Statement 5: There Is Equitable Distribution Of Resources And Benefits Among All Social Groups
According to the findings, only those with higher educational degrees believe that the lake's resources are used equitably by the local population. Their impression of the lake may be toward its overall benefits and usage; however, individuals with less educational qualifications may perceive merely using the direct benefits shown to all. As a result, they may feel that the resource is only accessed by a small group of individuals and not by everyone. As many professionals have discovered, education is one of the key variables influencing people's perceptions on various issues (Ogra 2009; Harun et al. 2018; Hager et al. 2020).
Statement 6: You Are Willing To Participate In The Conservation Initiatives
Almost everyone agreed with our statement. People frequently enquired about the compensation for their involvement in response to this statement. They only agreed with us when they had some possibility of receiving some reward for their cooperation. Our findings are consistent with those of (Karanth and Nepal 2012), who concluded that conservation of natural resources is only achievable when the livelihood requirements of local people are fulfilled.

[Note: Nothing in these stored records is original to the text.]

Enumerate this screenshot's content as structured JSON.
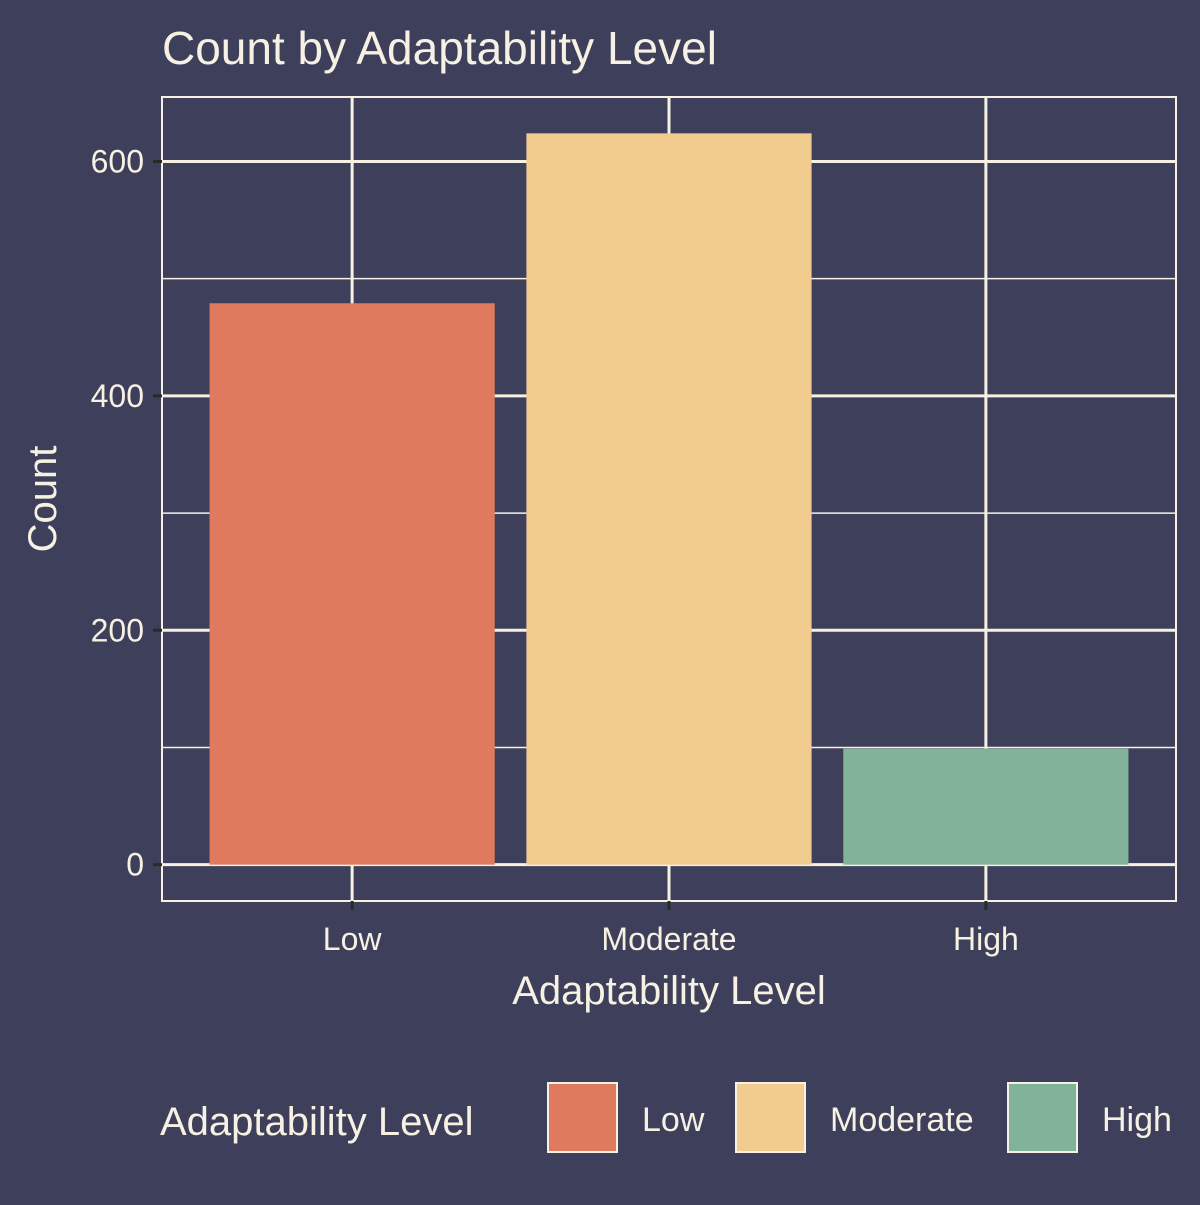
{
  "chart_data": {
    "type": "bar",
    "title": "Count by Adaptability Level",
    "xlabel": "Adaptability Level",
    "ylabel": "Count",
    "categories": [
      "Low",
      "Moderate",
      "High"
    ],
    "values": [
      479,
      624,
      99
    ],
    "ylim": [
      -31,
      655
    ],
    "yticks": [
      0,
      200,
      400,
      600
    ],
    "yticks_minor": [
      100,
      300,
      500
    ],
    "y_tick_labels": [
      "0",
      "200",
      "400",
      "600"
    ],
    "grid": true,
    "legend": {
      "title": "Adaptability Level",
      "position": "bottom",
      "entries": [
        "Low",
        "Moderate",
        "High"
      ]
    },
    "colors": {
      "background": "#3d3f5b",
      "grid": "#f7f1e3",
      "text": "#f7f1e3",
      "bars": [
        "#e07a5f",
        "#f2cc8f",
        "#81b29a"
      ]
    }
  }
}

In the case of statement 7, “People’s living conditions will improve if the lake is retained,” practically everyone agreed with us. Community engagement of all stakeholders is required to match any conservation efforts to protect or conserve the ecosystem and improve their lifestyle and livelihood. It has been perceived that people who live near natural resources are concerned about their conservation (Dimitrakopoulos et al. 2010; Scholte et al. 2016). Similarly, because most of our respondents are dependent on the lake for their livelihoods, they believe that improving the lake will help them better their livelihoods. Again, statements 8 and 9 stipulate, "Overexploitation should be regulated" and "Lake encroachment and agricultural field expansion around the lake should be stopped.” Again, we got the majority of the respondents to agree, and a few disagreed with our statement. We conclude that because approximately all respondents were directly or indirectly dependent on the lake, they believe its resources should be conserved for future generations. As a result, individuals may assume the lake is being conserved for future generations.
In statement 10, “The blooming tourism business has a negative impact on lake conservation,” we found the majority of our responses to be negative, since residents in the Ansupa lake area might have benefitted in some way from the influx of tourism, which again created a relationship on the dependency/benefits and perception towards the conservation of natural resources.